Key points:

  • Fast Retailing’s operating profit is expected to grow by 11% to $114.3 billion yen.
  • There is a recovery in business in China and South Korea, and impressive sales in the United States.
  • The weakening yen is beneficial for Fast Retailing because the company generates more than half of its revenue outside Japan.

It is predicted that the Japanese company Uniqlo, one of the leaders in the global clothing market, will report on Thursday its quarterly profit growth. It is expected that this growth will be driven by the successful performance of the company’s overseas operations, which will be able to compensate for the slowdown in the Japanese domestic market.

Optimistic forecasts

Fast Retailing’s operating profit for the three months ended February is expected to rise 11% year-on-year. This figure could amount to $114.3 billion yen (753.4 million).

It is worth noting that this growth occurs in the first quarter, in which Fast Retailing has already recorded a 25% increase in profits. This was facilitated by the company’s successful performance in the Chinese market, which is its largest foreign market.

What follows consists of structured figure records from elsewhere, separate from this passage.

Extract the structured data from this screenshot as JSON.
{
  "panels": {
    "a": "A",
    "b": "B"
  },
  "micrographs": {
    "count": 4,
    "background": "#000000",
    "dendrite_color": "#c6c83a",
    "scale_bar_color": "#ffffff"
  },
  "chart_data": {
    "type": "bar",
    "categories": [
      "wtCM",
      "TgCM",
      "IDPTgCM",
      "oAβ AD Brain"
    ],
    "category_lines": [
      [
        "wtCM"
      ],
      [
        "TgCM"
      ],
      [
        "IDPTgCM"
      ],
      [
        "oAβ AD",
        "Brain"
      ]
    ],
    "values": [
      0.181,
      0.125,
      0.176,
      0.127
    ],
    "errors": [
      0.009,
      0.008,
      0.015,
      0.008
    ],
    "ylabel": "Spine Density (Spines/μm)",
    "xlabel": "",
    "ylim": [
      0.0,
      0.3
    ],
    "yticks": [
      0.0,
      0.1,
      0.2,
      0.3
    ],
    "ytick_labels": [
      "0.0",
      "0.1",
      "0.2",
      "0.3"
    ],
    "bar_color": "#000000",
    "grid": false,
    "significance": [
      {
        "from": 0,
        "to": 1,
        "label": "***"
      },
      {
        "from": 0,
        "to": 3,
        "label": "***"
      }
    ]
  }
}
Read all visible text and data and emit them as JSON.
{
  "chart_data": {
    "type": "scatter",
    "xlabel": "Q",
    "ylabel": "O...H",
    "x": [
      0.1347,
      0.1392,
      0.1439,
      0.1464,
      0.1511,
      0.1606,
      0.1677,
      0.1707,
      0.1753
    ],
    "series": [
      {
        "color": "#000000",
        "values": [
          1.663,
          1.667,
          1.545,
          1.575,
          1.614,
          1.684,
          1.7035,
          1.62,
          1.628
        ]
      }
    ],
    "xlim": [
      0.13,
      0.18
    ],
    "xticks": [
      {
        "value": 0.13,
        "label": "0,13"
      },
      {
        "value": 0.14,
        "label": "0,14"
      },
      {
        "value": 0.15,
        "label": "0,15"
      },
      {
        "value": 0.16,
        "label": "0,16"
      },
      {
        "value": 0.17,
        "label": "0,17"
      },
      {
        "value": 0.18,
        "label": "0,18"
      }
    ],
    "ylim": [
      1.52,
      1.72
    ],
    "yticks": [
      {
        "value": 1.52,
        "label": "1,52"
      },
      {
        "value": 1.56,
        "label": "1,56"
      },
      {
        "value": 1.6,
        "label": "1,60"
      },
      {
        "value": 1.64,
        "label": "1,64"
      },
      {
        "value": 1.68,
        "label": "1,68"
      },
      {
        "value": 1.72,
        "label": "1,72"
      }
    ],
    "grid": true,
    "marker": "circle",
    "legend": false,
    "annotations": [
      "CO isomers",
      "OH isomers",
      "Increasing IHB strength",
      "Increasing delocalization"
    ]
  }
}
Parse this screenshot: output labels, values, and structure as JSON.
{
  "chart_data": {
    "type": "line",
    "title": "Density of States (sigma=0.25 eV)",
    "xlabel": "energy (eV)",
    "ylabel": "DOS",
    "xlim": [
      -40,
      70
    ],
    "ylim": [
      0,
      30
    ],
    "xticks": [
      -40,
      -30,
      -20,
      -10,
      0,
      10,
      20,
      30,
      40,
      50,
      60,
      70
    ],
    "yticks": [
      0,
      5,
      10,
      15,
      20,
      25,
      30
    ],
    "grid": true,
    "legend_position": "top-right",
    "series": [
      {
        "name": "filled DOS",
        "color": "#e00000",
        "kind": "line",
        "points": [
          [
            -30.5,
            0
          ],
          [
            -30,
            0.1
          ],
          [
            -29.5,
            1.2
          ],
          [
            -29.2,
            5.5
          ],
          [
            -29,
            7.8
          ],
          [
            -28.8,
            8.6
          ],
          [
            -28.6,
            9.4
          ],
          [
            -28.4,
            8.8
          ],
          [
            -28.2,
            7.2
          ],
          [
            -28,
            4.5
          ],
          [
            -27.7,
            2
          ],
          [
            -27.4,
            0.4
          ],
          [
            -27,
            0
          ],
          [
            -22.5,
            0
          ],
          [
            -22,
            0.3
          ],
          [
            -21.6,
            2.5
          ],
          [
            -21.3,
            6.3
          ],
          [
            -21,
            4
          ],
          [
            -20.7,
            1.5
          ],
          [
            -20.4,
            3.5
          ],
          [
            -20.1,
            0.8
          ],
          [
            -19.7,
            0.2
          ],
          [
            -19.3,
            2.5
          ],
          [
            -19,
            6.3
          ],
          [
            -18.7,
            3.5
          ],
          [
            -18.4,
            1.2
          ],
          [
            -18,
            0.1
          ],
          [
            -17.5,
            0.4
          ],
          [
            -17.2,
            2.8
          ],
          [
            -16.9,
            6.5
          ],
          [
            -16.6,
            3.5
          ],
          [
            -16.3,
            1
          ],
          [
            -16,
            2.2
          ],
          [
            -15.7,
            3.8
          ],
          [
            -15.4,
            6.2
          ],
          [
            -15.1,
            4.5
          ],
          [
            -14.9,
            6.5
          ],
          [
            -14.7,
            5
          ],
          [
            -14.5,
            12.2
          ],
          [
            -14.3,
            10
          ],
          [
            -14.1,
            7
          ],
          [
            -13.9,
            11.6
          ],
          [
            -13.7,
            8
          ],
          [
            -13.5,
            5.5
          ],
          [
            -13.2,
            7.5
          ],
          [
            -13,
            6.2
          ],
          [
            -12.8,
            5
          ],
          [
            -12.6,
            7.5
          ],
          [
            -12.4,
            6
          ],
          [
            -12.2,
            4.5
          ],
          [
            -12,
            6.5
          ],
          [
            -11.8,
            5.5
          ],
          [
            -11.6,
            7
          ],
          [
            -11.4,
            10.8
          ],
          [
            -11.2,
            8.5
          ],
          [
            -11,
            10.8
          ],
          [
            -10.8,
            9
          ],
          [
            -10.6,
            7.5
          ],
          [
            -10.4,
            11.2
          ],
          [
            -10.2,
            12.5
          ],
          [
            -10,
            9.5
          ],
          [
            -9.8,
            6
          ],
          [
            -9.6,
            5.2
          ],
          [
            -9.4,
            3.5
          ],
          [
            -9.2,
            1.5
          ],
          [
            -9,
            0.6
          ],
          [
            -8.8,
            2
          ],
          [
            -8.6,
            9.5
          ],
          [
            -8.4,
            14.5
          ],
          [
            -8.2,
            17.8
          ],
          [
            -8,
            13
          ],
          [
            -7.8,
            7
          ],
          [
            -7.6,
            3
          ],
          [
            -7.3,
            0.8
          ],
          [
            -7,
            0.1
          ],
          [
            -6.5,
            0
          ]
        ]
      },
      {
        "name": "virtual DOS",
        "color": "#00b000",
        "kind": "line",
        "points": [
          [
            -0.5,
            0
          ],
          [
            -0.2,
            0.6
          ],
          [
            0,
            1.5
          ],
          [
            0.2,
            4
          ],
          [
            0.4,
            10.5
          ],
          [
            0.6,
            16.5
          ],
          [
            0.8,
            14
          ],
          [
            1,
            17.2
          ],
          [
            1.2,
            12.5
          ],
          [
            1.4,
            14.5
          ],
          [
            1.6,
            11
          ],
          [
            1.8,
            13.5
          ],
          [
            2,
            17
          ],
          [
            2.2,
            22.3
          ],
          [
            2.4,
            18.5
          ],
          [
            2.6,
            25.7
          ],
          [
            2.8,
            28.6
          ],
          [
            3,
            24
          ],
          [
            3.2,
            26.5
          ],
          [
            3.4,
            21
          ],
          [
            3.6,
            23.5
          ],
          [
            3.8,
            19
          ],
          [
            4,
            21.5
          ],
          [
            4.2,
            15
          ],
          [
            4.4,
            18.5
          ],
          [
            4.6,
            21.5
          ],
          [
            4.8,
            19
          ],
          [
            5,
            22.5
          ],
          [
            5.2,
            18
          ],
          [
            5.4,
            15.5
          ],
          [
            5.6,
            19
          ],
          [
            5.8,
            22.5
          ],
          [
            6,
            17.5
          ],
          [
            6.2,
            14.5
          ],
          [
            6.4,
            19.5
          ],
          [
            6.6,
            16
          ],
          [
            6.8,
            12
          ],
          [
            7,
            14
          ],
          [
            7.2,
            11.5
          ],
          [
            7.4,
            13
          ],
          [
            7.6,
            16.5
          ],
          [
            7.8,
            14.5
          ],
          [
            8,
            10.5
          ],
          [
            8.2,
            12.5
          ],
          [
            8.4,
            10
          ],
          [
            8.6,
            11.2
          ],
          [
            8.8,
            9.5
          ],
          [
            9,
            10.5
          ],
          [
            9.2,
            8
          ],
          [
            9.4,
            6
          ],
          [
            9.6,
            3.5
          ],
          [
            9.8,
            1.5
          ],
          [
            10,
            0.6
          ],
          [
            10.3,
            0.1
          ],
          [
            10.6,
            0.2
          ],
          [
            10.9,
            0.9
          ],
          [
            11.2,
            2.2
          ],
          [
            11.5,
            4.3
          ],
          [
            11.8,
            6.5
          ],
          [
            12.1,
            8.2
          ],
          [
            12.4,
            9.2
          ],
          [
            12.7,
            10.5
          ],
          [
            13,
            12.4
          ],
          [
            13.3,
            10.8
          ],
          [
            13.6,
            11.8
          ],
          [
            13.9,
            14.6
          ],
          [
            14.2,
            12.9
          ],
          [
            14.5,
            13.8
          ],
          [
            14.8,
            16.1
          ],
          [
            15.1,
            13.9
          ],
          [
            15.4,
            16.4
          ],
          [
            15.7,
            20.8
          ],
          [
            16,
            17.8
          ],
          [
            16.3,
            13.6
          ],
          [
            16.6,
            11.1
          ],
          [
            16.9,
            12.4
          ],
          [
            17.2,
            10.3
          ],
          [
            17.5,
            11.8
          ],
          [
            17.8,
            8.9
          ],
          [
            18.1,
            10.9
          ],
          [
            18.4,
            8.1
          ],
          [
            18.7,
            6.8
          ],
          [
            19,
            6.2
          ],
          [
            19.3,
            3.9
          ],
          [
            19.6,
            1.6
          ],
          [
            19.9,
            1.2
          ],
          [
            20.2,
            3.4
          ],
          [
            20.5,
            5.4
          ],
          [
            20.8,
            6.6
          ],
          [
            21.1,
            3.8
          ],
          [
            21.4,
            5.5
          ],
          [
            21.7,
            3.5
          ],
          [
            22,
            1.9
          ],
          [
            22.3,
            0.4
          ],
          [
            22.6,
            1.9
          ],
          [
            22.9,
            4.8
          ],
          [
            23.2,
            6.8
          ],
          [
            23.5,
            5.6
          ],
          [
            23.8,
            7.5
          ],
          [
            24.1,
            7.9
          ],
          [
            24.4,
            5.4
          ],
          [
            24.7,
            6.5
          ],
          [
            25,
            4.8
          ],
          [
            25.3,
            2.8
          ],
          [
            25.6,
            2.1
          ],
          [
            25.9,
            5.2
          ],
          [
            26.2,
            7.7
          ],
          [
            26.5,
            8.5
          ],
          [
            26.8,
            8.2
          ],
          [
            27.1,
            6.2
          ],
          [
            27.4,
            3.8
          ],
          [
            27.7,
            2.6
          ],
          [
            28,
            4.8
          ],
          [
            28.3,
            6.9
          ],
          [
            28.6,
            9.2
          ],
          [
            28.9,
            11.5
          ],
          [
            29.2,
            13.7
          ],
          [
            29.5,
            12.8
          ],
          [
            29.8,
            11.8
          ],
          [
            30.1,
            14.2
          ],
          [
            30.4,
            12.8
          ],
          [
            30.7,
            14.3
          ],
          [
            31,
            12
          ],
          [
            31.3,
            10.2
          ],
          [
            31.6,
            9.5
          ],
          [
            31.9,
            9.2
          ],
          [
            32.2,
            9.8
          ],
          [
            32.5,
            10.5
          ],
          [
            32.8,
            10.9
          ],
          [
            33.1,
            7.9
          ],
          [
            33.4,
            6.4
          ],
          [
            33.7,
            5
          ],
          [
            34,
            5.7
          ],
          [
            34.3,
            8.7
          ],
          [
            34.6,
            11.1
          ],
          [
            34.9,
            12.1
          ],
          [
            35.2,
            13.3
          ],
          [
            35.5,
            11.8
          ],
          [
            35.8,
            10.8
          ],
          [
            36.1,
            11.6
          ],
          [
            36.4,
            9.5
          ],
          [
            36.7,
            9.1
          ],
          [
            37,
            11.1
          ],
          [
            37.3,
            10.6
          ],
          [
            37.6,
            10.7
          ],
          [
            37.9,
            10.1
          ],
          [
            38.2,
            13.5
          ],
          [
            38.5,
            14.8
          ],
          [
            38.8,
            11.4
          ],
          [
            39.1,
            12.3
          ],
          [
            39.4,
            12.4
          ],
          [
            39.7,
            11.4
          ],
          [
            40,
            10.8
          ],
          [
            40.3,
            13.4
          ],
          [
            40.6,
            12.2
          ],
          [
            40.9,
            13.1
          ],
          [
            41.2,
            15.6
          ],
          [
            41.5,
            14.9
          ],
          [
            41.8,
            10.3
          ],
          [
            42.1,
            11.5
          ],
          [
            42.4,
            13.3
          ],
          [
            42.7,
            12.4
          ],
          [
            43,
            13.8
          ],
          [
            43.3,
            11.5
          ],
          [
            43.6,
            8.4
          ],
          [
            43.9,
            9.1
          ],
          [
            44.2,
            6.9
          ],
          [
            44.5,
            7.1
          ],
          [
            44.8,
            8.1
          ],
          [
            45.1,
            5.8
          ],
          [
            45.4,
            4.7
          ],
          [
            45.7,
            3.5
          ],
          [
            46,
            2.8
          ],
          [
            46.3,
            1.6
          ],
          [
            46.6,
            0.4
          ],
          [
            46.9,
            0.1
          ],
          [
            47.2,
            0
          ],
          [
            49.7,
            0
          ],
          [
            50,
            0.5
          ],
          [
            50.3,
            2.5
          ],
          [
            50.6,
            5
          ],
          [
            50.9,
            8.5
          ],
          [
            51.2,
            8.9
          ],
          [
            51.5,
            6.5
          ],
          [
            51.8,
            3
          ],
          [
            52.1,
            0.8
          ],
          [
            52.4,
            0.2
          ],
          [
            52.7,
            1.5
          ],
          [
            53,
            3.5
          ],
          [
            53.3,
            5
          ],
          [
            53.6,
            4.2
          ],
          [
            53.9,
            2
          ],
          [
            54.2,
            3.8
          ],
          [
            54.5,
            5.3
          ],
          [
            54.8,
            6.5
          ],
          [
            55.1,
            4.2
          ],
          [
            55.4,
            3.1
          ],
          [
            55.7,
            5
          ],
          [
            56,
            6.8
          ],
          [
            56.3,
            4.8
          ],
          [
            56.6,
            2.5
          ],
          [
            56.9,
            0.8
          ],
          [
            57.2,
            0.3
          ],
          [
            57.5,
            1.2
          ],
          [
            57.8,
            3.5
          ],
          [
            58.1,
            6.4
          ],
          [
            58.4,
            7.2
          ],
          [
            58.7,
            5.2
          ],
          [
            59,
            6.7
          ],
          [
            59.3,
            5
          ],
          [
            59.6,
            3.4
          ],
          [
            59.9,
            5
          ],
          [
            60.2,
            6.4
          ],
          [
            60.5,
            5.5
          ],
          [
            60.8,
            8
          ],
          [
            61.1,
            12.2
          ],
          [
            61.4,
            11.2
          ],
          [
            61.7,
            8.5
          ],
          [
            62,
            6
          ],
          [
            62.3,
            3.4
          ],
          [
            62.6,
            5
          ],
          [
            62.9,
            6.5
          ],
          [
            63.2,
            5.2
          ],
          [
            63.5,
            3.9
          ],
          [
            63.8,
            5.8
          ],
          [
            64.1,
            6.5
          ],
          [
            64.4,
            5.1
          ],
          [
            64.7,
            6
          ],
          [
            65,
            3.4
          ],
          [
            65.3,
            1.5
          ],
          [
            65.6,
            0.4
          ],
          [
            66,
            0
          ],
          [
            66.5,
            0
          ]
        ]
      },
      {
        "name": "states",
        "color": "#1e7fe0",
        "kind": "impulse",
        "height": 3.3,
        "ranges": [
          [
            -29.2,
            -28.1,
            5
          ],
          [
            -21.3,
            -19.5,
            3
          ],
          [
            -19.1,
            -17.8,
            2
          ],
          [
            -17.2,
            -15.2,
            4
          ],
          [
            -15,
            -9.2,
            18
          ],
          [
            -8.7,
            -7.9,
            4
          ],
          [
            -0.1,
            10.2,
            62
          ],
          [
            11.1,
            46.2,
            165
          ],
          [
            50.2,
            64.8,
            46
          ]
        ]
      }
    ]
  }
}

Analysts believe that, despite such impressive performance, the company maintains a conservative forecast without changing it. In this regard, second quarter results may exceed analysts’ consensus forecasts.

Uniqlo success

Uniqlo is showing optimism about its prospects, supported by a number of factors. First, the company’s business in China and South Korea has seen a strong recovery, with store sales in the Asia, India and Oceania regions performing well. Additionally, the US recorded impressive apparel sales in December 2023.

The company, founded and run by Tadashi Yanai, has broken records over the past two years and is forecasting further profit growth this year, driven by its aggressive expansion into overseas markets. Yanai, who is Japan’s richest man, will speak at a Fast Retailing briefing on Thursday.

It is worth noting that Fast Retailing, with 922 stores in mainland China, is the leader among global retailers operating in this country. Last year, sales in the region showed a sharp recovery from a slump caused by COVID-19 lockdowns.

National currency factor

The yen’s depreciation to a 34-year low also plays into Fast Retailing’s hands, as the company generates more than half of its revenue outside Japan. As a result, the company’s shares showed growth of 28% in 2024, outpacing the 19% growth of the benchmark Nikkei index.

The US dollar is stable on Wednesday ahead of the release of a key inflation report. Wednesday’s consumer price index data is expected to be a “big test for Japanese authorities.” However, Bank of Japan Governor Kazuo Ueda rejected market speculation that the sharp fall in the yen could push the central bank to raise interest rates.

Currently, the Japanese currency remains relatively stable at 151.785 per dollar.